In “Liberating the NHS: Report of the arm’s-length bodies review” (2010) the Department set out its proposals for reducing bureaucracy and increasing efficiencies. This included proposals to transfer all functions from the Human Fertilisation and Embryology Authority (HFEA) and the Human Tissue Authority (HTA) with a view to abolishing the two organisations by 2015. The public consultation set out options for taking this work forward and ran between June and September 2012.

The Department has welcomed the responses it has received to this important consultation. The responses have come from a range of representative bodies, leading organisations and individuals and we are grateful for the time and effort respondents have put into this.

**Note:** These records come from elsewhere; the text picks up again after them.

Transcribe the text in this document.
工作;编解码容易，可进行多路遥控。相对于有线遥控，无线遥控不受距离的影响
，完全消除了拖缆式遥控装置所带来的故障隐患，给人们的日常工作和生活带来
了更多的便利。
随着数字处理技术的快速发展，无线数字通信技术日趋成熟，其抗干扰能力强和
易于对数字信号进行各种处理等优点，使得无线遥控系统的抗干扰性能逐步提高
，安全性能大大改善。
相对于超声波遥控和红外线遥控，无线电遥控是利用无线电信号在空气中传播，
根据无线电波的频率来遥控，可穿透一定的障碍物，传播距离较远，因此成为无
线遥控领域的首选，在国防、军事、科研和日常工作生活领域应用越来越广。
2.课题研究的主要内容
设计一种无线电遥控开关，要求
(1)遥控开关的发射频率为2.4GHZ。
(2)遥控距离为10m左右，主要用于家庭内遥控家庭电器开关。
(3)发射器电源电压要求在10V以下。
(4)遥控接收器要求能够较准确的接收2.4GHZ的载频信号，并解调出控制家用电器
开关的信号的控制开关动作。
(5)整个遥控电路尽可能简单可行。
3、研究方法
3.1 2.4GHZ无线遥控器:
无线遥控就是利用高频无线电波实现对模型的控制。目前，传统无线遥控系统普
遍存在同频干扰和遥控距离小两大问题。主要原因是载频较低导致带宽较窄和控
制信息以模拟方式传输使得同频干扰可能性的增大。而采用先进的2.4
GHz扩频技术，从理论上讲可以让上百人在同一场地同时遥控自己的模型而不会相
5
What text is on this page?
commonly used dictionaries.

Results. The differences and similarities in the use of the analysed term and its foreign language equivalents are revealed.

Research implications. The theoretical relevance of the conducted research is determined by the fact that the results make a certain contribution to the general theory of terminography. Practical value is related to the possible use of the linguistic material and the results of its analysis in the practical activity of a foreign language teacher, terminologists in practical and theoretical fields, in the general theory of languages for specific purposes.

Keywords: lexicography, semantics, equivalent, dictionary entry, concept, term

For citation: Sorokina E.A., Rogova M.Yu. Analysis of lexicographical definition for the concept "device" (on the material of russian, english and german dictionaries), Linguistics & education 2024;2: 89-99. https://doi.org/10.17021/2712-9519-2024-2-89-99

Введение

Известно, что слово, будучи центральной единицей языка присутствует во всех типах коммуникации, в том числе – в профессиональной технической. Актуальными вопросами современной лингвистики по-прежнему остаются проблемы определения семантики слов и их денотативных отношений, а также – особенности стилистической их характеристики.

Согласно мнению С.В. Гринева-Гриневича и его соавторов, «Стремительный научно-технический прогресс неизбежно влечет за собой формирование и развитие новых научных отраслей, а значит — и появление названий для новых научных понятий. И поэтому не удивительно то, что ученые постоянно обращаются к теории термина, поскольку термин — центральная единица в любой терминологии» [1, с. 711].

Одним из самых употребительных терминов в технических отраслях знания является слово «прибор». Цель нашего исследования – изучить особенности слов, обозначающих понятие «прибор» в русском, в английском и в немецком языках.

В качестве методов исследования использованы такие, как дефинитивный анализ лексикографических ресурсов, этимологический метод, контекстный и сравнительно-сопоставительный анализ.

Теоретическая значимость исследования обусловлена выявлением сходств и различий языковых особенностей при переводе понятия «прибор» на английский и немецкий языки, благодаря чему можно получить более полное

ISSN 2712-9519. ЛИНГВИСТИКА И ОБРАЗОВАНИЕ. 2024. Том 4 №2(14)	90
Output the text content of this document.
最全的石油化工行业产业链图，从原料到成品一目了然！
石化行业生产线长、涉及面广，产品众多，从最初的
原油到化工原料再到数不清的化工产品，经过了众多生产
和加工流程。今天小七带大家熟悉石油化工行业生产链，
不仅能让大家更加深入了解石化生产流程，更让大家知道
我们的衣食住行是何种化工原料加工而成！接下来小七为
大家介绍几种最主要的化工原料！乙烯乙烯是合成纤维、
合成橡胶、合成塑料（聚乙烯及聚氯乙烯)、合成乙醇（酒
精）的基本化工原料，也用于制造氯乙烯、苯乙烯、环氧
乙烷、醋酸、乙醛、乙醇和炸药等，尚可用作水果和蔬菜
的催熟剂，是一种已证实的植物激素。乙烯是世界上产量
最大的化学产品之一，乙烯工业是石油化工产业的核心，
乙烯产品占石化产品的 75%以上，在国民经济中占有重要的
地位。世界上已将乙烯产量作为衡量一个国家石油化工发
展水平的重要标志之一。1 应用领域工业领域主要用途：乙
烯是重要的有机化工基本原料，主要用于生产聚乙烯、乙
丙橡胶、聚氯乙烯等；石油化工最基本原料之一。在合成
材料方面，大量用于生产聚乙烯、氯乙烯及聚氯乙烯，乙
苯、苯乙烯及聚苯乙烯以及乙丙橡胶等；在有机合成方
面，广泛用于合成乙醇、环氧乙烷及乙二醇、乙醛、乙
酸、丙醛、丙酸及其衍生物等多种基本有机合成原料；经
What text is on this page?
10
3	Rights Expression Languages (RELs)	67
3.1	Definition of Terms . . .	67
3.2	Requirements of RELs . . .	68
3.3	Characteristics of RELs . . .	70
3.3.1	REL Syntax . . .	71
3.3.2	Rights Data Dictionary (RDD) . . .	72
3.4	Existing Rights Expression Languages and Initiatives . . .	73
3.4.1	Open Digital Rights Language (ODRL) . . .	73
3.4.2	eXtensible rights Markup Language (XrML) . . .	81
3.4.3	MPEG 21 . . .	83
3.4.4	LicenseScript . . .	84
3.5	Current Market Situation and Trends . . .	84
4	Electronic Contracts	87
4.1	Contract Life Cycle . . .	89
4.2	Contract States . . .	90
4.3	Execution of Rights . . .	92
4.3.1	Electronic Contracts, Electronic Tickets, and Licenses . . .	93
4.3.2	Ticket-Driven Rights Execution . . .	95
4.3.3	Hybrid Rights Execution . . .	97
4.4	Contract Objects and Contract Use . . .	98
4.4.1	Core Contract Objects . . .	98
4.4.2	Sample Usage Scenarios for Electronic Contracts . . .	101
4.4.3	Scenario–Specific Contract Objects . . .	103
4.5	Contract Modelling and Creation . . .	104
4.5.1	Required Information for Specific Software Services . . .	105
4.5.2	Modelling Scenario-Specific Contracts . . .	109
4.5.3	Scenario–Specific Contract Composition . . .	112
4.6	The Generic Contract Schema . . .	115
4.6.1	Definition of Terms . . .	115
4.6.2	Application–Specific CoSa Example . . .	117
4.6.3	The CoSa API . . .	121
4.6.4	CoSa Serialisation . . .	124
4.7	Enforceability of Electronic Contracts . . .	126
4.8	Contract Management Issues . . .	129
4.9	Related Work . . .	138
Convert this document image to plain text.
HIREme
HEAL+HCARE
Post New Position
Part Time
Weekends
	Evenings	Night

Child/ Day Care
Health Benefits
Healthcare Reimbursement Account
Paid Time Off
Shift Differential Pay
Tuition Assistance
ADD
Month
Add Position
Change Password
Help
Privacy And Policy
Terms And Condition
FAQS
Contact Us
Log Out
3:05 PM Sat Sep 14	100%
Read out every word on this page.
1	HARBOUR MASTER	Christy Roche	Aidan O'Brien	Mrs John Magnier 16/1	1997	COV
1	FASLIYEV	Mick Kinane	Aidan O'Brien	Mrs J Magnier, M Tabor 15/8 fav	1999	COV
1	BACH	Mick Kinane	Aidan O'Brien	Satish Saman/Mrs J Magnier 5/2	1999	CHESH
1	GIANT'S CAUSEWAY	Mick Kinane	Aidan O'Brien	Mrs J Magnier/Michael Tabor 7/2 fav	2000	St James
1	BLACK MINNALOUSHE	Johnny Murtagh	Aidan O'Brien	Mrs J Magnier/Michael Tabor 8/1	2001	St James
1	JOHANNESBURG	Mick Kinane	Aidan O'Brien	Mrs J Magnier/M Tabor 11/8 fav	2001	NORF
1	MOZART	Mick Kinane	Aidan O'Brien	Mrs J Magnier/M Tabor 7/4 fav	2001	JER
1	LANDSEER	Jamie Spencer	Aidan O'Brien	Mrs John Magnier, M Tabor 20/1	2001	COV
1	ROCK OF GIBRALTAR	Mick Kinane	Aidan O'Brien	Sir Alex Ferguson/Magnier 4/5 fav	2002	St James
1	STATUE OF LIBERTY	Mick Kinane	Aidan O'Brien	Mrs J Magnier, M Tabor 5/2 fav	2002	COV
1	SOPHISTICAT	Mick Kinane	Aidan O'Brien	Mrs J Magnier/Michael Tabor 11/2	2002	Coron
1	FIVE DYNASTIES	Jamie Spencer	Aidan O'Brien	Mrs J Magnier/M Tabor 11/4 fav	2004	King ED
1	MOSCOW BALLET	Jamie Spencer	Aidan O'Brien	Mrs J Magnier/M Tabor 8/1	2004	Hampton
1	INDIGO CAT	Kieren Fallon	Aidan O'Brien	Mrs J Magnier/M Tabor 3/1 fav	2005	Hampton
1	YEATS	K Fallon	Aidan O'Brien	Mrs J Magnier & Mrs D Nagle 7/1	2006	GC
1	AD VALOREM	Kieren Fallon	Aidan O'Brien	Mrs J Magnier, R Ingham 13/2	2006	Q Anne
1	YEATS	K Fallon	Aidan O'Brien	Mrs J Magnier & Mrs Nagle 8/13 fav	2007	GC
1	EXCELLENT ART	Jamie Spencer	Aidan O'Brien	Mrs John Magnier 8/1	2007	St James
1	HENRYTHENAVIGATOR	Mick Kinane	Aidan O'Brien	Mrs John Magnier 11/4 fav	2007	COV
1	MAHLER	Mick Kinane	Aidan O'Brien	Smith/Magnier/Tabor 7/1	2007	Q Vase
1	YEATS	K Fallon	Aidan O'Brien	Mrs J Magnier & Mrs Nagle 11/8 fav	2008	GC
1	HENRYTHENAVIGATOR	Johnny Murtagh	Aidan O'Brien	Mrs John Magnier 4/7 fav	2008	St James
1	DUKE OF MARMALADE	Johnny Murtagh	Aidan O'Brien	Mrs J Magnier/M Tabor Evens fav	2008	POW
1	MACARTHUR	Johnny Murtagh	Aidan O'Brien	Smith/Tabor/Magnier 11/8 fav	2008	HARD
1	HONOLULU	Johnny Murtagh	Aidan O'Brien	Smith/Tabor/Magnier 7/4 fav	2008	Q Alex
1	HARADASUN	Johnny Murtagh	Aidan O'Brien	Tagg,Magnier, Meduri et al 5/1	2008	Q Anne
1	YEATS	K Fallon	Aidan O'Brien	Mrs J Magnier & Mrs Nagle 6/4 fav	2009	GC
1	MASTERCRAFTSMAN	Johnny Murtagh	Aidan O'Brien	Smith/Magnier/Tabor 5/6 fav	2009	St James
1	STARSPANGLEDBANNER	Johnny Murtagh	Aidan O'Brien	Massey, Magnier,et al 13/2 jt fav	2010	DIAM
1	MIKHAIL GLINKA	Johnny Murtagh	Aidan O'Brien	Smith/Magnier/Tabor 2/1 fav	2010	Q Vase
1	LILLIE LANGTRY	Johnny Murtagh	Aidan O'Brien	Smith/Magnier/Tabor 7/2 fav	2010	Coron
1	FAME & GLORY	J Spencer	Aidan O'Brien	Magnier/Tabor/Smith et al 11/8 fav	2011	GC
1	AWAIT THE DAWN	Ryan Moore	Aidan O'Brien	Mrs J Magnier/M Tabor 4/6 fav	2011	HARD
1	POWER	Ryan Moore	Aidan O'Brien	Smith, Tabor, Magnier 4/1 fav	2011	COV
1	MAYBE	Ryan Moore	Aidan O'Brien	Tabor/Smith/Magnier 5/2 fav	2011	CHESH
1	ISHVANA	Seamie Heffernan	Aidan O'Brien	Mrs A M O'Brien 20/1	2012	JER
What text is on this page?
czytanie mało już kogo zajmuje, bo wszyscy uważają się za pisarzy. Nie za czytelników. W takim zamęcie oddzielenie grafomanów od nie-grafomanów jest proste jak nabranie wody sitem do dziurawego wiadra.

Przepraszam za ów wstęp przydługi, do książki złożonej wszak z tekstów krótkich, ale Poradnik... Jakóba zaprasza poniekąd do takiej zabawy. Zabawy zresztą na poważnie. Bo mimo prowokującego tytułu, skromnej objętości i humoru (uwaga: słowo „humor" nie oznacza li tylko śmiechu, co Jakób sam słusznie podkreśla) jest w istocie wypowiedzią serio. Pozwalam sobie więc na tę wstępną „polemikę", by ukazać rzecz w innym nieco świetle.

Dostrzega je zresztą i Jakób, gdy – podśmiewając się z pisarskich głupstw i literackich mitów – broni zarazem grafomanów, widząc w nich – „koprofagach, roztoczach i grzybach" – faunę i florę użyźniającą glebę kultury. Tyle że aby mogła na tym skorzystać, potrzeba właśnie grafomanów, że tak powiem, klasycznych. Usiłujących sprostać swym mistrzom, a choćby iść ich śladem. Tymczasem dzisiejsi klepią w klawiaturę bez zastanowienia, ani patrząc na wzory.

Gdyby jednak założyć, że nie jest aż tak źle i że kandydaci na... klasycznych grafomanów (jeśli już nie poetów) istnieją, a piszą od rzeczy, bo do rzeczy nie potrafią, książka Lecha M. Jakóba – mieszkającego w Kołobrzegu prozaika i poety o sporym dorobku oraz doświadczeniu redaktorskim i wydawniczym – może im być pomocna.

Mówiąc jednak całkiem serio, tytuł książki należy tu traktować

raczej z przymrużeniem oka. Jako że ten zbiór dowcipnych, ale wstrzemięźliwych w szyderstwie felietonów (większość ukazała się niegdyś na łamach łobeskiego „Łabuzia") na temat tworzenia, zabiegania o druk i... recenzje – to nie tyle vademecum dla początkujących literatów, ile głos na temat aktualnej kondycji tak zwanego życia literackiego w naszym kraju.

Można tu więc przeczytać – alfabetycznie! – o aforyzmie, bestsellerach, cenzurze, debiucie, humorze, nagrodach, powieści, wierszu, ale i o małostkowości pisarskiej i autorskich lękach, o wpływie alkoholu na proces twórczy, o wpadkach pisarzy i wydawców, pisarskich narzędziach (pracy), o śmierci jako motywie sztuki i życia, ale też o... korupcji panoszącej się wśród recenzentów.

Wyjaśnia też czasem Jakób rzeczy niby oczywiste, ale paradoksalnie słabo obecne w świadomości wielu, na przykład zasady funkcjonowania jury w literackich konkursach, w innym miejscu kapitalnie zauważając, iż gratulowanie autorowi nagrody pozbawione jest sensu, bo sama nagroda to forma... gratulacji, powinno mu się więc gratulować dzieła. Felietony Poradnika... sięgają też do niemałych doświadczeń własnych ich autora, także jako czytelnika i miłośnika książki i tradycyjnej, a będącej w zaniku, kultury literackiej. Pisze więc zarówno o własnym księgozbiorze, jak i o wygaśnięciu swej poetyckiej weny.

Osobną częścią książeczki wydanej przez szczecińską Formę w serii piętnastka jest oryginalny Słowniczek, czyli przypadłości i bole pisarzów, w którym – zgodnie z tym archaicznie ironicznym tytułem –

The Department recognises that the majority of respondents do not favour a transfer of functions to the Care Quality Commission and the Health Research Authority and has listened to the strong message about the risk of losing specialist expertise if functions were to be transferred. We have therefore concluded not to transfer the functions at this time.

The Department has also given very careful consideration to the clear message from the consultation of the need for a review of the way in which the HFEA and HTA undertake their functions. I have therefore commissioned an independent review to start immediately. This review will look at:

the scope to streamline the way in which the two bodies undertake their regulatory and statutory functions, including through joint working, sharing resources and information and working more closely with other health sector regulators;

the scope to reduce and rationalise the burden of inspection, information collection and process of research approvals that falls on the regulated sector, without compromising the safeguards in the respective Acts; and

the scope for shared authority membership and leadership, and of a merger of the two bodies.​

It will report to me and the Minister for the Cabinet Office by April 2013.

As a result of our decision, we do not intend to proceed with the policy facilitated by clause 75 of the “Draft Care and Support Bill”, (Cm 8386), which would amend the Public Bodies Act to allow for abolition of the HFEA and HTA.

A copy of the “Government response to the consultation on proposals to transfer functions from the Human Fertilisation and Embryology Authority and the Human Tissue Authority” has been placed in the Library. Copies are available to hon. Members from the Vote Office and to noble Lords from the Printed Paper Office.